I am writing a school project (implementation of Maximum Intensity Projection on GPU (OpenCL)) and now I am facing an interesting problem.
With CL_DEVICE_TYPE_CPU kernel took nearly 2-3 seconds and returns correct results.
This is good result in comparison to C++ program (~30s). But when the same kernel is executed on GPU, it took 60 seconds (with correct result) and computer seem to be frozen.
I have done some research and I thought that it could be in incorrect memory usage, but in this case, it should be same problem on CPU. But it isn’t.
Have anybody encountered similar problem?
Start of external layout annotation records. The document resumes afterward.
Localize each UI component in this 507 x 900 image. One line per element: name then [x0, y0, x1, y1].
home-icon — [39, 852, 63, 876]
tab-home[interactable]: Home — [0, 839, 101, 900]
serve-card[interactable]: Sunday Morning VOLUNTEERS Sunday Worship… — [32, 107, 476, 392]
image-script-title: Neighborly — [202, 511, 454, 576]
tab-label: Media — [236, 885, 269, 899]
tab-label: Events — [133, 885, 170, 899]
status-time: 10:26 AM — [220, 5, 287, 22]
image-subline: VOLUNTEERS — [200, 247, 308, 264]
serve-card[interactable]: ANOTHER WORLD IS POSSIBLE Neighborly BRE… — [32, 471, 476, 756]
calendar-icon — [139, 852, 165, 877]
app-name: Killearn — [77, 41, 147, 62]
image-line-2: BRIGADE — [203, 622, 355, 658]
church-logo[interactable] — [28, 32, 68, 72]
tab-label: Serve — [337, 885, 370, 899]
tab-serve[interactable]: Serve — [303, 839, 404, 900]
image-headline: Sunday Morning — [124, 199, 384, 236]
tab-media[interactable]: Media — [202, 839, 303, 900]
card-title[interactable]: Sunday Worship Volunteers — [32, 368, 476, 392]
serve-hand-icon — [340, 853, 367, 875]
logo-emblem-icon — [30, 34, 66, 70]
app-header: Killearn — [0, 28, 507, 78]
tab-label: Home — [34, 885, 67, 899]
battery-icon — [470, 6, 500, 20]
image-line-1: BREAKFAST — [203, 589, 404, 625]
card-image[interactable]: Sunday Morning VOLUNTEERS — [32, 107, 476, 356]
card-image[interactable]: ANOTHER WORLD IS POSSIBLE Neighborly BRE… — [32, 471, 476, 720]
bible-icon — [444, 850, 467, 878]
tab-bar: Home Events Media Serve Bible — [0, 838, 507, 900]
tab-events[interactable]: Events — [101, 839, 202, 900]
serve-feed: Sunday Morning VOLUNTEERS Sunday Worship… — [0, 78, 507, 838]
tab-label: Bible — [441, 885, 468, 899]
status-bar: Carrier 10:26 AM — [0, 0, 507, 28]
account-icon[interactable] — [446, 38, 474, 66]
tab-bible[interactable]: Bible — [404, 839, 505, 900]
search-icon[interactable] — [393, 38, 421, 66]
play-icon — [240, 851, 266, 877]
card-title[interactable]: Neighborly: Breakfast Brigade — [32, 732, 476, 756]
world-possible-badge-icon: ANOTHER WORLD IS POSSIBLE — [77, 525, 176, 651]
How can this be solved?
Thanks a lot for replies
CPU : i5 430m
GPU : AMD m5650
It’s not possible to answer your question without understanding the algorithms you are using and seeing the code.
There are several reasons why some OpenCL application may be slower running on a GPU than running on a GPU. For example:
The code memory bound, not ALU bound. What is the ratio of bytes of data transferred from/to global memory compared with the number of ALU instructions?In some cases you may benefit from using local memory.
The code has very complex control flow. GPUs are basically SIMD processors and if different work-items take different code paths execution will be slower.
Some work-items take a lot more to finish than others. You may need to transform the algorithm or break the work into smaller pieces so that this doesn’t happen.
The code or some part of it does not have significant parallelism.
Using a profiling tool to find out where time is being spent in your application and kernels is strongly recommended.